Since the Russian invasion of Ukraine, European governments have reassessed their vulnerability and dependence on external allies.
Defense spending across the EU has surged, rising more than 60 percent between 2020 and 2025, with a clear push to meet or exceed NATO targets. At the same time, policymakers are increasingly concerned about long term reliance on the United States, especially amid uncertainty over future US military support.

That shift has exposed a problem. Europe’s defense industrial base is not large enough to meet demand.
Decades of underinvestment and deindustrialization left gaps in production capacity for essentials such as artillery shells, armored vehicles, and air defense systems. As a result, governments are now looking beyond traditional arms makers.
This is where automakers enter the picture.
From Car Factories to Ammo Plants
Recent discussions between European Commission President Ursula von der Leyen and NATO Secretary General Mark Rutte focused explicitly on scaling up industrial output for defense, including the possibility of repurposing civilian factories.
Several EU countries are now considering converting automotive plants to produce military equipment such as armored vehicles, drones, and ammunition.

The move is not tied to a single country but reflects a bloc wide trend.
Eastern European nations including Poland, Romania, and Hungary are emerging as key hubs, helped by lower costs and proximity to NATO’s eastern flank. Germany and France are also central players due to their industrial scale and political leadership in EU defense policy.
Governments are Reaching Out to Automakers
How are EU governments reaching out to automotive marques?
At the EU level, it includes large scale policy instruments such as the €800 billion “Readiness 2030” plan, designed to mobilize public and private capital for defense production.
There is also the SAFE program, which provides loans to member states for joint arms procurement, with requirements that most components be produced within Europe.

At the national and industry level, the approach is more informal and exploratory. Governments and defense firms are assessing whether idle or underused car plants can be adapted for military output.
The automotive sector is attractive because it already has advanced manufacturing capabilities, skilled labor, and large-scale production lines.
The types of arms being sought reflect current battlefield realities. High demand items include artillery shells, armored vehicles, military trucks, drones, radar systems, and other equipment needed for both Ukraine support and NATO stockpile replenishment.
The specific automakers are more speculation than confirmed deals.
Companies like Stellantis and other major European carmakers have been mentioned in discussions about potential collaboration, but concrete agreements remain limited.
In fact, the CEO of Italian defense firm Leonardo stated in 2025 that there were no active talks with automakers such as Stellantis to directly produce military equipment, noting that full conversion from cars to tanks would be extremely difficult. However, a lot has changed on the world’s stage since Leonardo’s denial.
A Hybrid Future, not a Full Transformation
That said, partial involvement is more realistic. Automakers could supply components, engineering expertise, or adapt certain production lines rather than build complete weapons systems.

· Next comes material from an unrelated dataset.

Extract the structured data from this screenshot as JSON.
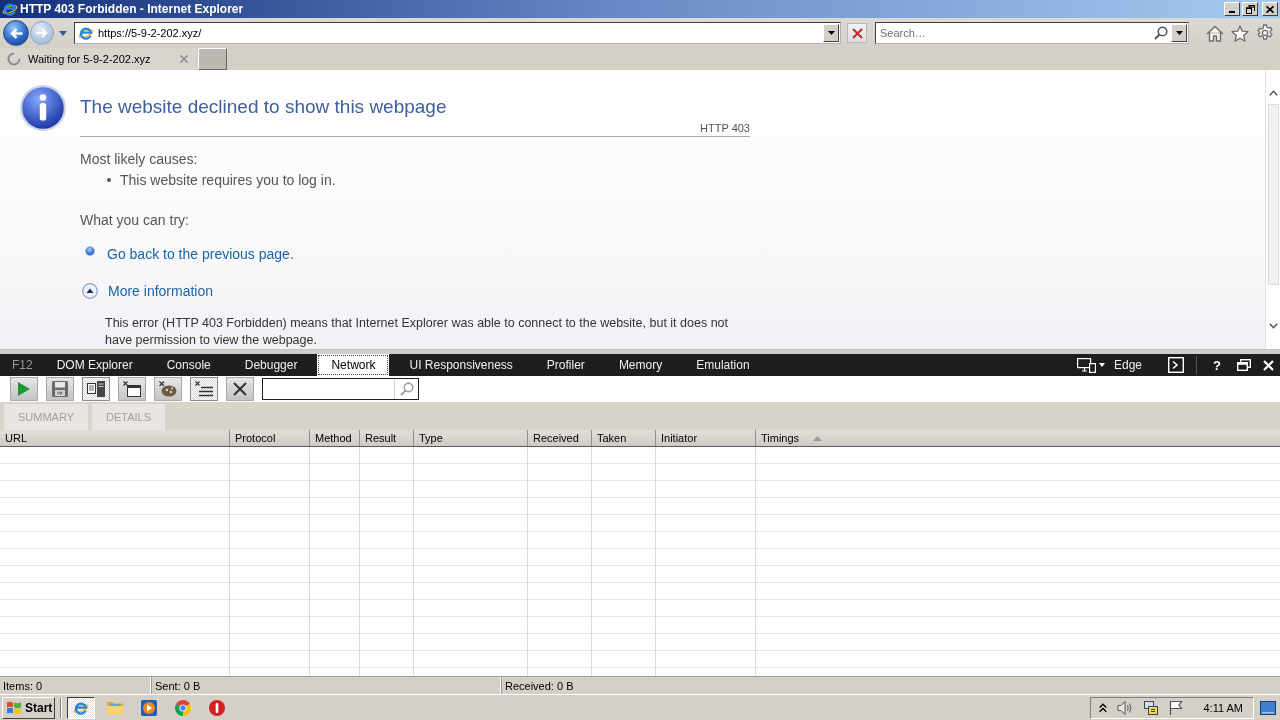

For groups like Ford Europe and Stellantis, the opportunity is tied to broader industry pressures. Europe’s car sector is facing slowing demand, high costs linked to electrification, and underutilized factories.
Defense contracts offer a potential lifeline by keeping plants running and workers employed, even if only portions of operations are redirected.
Still, this is not a wholesale transformation.
Defense executives caution that automotive manufacturing cannot simply switch to producing tanks or missiles without major investment and retraining. The likely outcome is a hybrid model where automakers support defense production at the margins while traditional arms companies expand their core capacity.
In effect, Europe’s rearmament drive is as much an industrial strategy as it is a military one. Governments are trying to rebuild capacity, reduce dependency, and align economic policy with security needs.
Automakers are being pulled into that orbit not because they build weapons today, but because they have the factories, workforce, and scale Europe now finds itself needing.